Durham Region Public Health is warning that residents could have been exposed to measles in the region and at Toronto Pearson International Airport.

In a news release Thursday, the public health department said it had confirmed its first case of measles in the region, in an adult who was travelling and is now recovering at home.

People who were travelling on Flight RJ271 on Royal Jordanian Airlines, which departed from Jordan on March 28 and landed at Toronto Pearson International Airport the same day at 5:24 p.m., could have been exposed to the virus, according to the release.

People who were also at Toronto Pearson International Airport in Terminal 3 on March 28, between 5:24 p.m. and 8:45 p.m. may have also been exposed, the release said.

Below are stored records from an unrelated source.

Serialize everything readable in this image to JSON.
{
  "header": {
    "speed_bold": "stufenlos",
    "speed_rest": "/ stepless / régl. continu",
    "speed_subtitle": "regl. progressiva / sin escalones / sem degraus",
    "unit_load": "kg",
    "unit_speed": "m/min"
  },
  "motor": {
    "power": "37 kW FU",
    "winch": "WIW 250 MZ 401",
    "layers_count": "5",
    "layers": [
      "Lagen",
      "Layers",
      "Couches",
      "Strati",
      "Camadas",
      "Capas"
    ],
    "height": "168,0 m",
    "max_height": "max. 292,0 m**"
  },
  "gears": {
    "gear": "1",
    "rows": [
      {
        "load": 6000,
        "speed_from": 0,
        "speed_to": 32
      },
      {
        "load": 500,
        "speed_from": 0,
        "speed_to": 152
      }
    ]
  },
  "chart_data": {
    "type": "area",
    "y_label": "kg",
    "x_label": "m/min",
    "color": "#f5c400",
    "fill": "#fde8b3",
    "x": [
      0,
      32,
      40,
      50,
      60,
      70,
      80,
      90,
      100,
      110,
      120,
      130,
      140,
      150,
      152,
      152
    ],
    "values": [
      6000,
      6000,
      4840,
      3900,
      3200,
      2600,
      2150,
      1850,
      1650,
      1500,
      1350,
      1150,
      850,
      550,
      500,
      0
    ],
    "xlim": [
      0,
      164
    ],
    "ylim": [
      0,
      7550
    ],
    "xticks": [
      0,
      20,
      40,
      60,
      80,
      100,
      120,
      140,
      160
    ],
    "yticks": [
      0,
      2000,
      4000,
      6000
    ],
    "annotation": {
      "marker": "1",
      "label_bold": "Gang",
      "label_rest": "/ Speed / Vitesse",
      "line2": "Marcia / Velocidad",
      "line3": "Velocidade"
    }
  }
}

"Currently, the Health Department is not aware of any additional exposure locations in Durham Region," it said.

Anyone with a weakened immune system, including infants and pregnant women, are at risk of complications, the public health unit said.

Durham Region Public Health is urging residents to check their vaccination records to ensure protection from measles. People born in 1970 or later should have had two doses of the measles vaccine. Children are usually vaccinated at 12 months and again between four to six years of age. Measles vaccination is free in Ontario.

The public health unit is advising anyone who is concerned they may have been exposed to measles to monitor for symptoms, which can develop between seven and 21 days after exposure.

Symptoms include high fever, cough, runny nose, small spots with white centres inside the mouth, sore eyes, sensitivity to light and a red blotchy rash.

Anyone unsure if they've been vaccinated against measles should contact their health-care provider by phone or email, Durham Region Public Health advises.

It is also advising those who experience measles symptoms to not go to work or school. Those people should also call ahead before going to see a health-care provider so that the clinic can take precautions against spreading the virus.